Yunnan pond frog
- Conservation status: Least Concern (IUCN 3.1)

Scientific classification
- Kingdom: Animalia
- Phylum: Chordata
- Class: Amphibia
- Order: Anura
- Family: Ranidae
- Genus: Nidirana
- Species: N. pleuraden
- Binomial name: Nidirana pleuraden (Boulenger, 1904)
- Synonyms: Rana pleuraden Boulenger, 1904; Pelophylax pleuraden (Boulenger, 1904); Babina pleuraden (Boulenger, 1904);

= Nidirana pleuraden =

- Authority: (Boulenger, 1904)
- Conservation status: LC
- Synonyms: Rana pleuraden Boulenger, 1904, Pelophylax pleuraden (Boulenger, 1904), Babina pleuraden (Boulenger, 1904)

Species of amphibian

The Yunnan pond frog (Nidirana pleuraden) is a species of frog in the family Ranidae found in south-western China (Yunnan, Sichuan, and Guizhou provinces) and possibly in adjacent parts of Myanmar.
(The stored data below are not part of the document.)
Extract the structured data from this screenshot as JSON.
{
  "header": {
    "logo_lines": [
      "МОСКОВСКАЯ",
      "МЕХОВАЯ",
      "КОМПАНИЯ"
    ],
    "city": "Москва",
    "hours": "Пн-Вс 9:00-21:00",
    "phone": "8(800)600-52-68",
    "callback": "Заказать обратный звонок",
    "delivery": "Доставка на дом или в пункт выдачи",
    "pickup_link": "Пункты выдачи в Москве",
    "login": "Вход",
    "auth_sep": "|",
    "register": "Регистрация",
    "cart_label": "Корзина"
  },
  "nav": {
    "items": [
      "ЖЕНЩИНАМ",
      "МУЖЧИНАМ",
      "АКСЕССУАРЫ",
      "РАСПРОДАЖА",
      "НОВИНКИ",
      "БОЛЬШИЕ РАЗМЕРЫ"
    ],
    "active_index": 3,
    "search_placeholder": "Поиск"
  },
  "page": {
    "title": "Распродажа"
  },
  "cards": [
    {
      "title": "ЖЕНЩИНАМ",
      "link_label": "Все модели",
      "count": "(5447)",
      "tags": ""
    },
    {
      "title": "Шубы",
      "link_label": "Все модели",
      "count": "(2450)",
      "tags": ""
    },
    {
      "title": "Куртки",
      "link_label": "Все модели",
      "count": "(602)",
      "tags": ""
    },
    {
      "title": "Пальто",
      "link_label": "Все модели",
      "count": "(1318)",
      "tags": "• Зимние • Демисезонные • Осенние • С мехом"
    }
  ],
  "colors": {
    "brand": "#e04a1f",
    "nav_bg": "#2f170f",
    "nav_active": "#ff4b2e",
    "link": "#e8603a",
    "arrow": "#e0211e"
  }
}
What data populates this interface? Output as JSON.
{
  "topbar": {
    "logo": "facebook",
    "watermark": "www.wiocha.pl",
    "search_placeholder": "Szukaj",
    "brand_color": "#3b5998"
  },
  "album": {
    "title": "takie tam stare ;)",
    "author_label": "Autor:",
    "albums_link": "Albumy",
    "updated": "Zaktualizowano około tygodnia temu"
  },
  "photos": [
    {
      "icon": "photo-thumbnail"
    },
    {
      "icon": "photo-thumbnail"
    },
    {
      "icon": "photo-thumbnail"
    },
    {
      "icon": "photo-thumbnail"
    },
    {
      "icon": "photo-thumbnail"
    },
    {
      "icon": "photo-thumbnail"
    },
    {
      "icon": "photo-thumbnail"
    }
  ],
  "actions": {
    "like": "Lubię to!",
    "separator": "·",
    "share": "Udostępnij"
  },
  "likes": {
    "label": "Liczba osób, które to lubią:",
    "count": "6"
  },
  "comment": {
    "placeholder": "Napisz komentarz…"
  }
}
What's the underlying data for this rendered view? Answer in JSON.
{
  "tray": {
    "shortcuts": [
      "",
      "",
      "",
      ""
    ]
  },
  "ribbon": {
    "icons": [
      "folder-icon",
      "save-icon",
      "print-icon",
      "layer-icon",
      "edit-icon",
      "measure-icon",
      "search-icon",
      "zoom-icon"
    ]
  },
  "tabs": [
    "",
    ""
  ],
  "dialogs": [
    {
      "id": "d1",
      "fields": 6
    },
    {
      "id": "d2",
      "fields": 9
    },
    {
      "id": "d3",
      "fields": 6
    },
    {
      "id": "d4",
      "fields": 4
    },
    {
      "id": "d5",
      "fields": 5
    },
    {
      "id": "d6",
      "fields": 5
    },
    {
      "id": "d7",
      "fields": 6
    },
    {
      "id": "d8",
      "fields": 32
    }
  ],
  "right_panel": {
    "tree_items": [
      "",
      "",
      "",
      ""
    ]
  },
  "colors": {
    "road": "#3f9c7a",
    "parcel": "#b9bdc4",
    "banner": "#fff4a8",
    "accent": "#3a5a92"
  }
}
The total length of this medium-sized frog is 54–56 mm.

Its natural habitats are swamps, freshwater marshes, intermittent freshwater marshes, ponds, aquaculture ponds, open excavations, irrigated land, seasonally flooded agricultural land, canals, and ditches. It is a common species, though it has recently declined.